On view, through October 5, 2013, the landmark exhibition “Herod the Great: The King’s Final Journey” will present approximately 250 archaeological finds from the king’s recently discovered tomb at Herodium, as well as from Jericho and related sites. They shed anew light on the political, architectural, and aesthetic impact of Herod’s reign from 37 to 4 BCE.

Among the objects on view—all of which have undergone extensive restoration—will be three sarcophagi from Herod’s tomb and restored frescoes from Herodium, his private bath from the palace at Cypros; never-before-seen carved stone elements from the Temple Mount; and an imperial marble basin thought to be a gift from Augustus.

Lionized as “the greatest builder in human history,” King Herod was also demonized for his uncertain ethnic and religious pedigree, controversial political alliances, the execution of his wife and three of his children, and—according to the Christian Bible—the “Massacre of the Innocents” in Bethlehem.

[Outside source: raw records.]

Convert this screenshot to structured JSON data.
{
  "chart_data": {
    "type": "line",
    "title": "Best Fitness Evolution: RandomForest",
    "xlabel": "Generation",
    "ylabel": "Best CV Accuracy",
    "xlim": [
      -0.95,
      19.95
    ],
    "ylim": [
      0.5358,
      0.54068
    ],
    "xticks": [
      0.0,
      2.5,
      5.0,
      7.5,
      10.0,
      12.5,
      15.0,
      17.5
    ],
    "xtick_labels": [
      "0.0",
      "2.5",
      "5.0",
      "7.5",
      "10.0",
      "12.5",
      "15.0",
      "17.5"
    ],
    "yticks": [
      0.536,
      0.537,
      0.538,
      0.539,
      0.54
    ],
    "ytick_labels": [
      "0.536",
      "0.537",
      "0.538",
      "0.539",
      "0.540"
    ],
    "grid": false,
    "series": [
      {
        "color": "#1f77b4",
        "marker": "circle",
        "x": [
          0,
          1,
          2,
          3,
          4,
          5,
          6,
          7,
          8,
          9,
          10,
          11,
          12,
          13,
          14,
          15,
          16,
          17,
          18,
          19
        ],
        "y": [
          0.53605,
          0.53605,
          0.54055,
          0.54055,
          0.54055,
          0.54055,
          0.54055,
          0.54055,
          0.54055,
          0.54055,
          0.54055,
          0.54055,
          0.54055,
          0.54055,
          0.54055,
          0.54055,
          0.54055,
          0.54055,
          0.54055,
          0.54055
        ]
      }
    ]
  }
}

King Herod is known for his large-scale building projects, which required enormous resources and transformed the landscape of the Land of Israel. He built elaborate palaces, fortresses, public buildings, pagan temples, and cities which reflect the integration of local building traditions and materials with Roman technology and style. Herod’s extensive building activities is illustrated in the exhibition through architectural elements and archaeological fragments from several Herodian sites, including Jerusalem, Jericho, Cypros, and Herodium.

According to Rabbi Ken Spiro, the most ambitious of Herod’s projects was the re-building of the Temple, which was almost certainly an attempt to gain popularity among his subjects who, he knew, held him in contempt and also to make amends for his cruelty toward the rabbis.

It took 10,000 men ten years just to build the retaining walls around the Temple Mount. The Western Wall is merely part of that 500-meter-long retaining wall that was designed to hold a huge man-made platform that could accommodate twenty four football fields. When it was completed, it was the world’s largest functioning religious site and until today it remains the largest man-made platform in the world.

“Herod the Great: The King’s Final Journey” seeks to provide a better understanding of this ancient figure through the monumental architecture he created and the art and objects with which he surrounded himself. The exhibition will examine Herod’s remarkable building projects, complex diplomatic relations with the Roman emperors and nobility, and, finally, the dramatic funeral procession from Jericho to the mausoleum he constructed for himself in Herodium.